Interim leader Jessa Zapor-Gray published a memo announcing she decided to scrap plans to step into temporary label president. “My plan was to quickly begin assessing and evaluating if anything about the label could perhaps be salvaged and made into something better, then eventually hand off a functioning label to a future administration unrelated to the label’s founders; or if I found that rebuilding was not possible, instead to organize and prepare the label for closure.” The 5 minute interim president continued “When I was asked to take over in this capacity, I expected some blowback for my decision to accept but I believed that the opportunity to have a role in effecting real and lasting positive change within the Burger and indie music scenes was worth the risk. Upon further review, I have informed Burger Records that I no longer believe I will be able to achieve my intended goals in assuming the leadership role at Burger in the current climate. Therefore, I have decided to step away from the label entirely to focus on my other projects.
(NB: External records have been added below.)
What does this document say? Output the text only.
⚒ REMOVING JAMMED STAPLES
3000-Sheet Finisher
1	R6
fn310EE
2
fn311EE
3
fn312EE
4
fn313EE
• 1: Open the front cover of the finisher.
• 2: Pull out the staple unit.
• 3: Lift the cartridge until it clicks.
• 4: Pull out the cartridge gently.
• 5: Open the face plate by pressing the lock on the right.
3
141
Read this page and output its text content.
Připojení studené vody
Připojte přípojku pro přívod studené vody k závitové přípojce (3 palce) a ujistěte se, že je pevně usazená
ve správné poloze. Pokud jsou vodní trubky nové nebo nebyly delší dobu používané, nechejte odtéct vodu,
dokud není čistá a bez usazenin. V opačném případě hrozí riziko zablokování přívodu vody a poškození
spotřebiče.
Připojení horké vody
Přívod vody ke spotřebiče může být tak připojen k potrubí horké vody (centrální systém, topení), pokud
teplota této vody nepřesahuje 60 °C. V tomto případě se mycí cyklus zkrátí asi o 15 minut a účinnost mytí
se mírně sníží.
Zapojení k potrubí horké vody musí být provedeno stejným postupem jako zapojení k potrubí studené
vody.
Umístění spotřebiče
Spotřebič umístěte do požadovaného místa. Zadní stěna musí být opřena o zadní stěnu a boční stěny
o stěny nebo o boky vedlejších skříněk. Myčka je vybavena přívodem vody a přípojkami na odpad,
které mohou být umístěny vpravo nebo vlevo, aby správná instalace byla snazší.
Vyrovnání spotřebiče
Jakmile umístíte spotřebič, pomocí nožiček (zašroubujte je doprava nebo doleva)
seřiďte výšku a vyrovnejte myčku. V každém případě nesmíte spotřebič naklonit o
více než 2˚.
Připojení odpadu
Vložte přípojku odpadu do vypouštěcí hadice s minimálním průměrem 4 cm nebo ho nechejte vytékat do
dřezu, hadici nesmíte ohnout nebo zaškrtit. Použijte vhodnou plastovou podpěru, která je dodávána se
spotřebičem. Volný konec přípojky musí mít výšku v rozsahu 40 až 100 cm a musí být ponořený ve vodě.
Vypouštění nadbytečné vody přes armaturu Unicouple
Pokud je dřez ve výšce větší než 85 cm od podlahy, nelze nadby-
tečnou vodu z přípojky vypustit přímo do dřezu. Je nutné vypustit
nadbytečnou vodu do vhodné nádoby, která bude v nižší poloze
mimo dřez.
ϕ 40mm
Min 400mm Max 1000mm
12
Bohrman later told Pitchfork, “We decided to fold the label.” She made clear there are no plans to rebrand the label.
The entirety of Burger Records catalog will be removed from streaming platforms though many artists’ work is still available via Spotify and Apple Music. “Yeah, I just asked our distro to take everything down, it’s probably not an instant process,” Bohrman told Pitchfork.
Burger Records is credited with a slew of artists’ catalogs including King Tuff, Peach Kelli Pop, Gap Dreamand Timmy’s Organism.
Oakland’s Total Trash Productions—producers of the annual ‘Burger Boogaloo festival’ released a statement that it had severed ties with Burger Records and plans to rebrand.
We never liked the kind of music Burger Records pushed out; the kind of lazy, lo-fi, jangly, nostalgic ‘punk’ that rich poseurs produced. But we can not ignore the significance of counter-culture eating it’s own.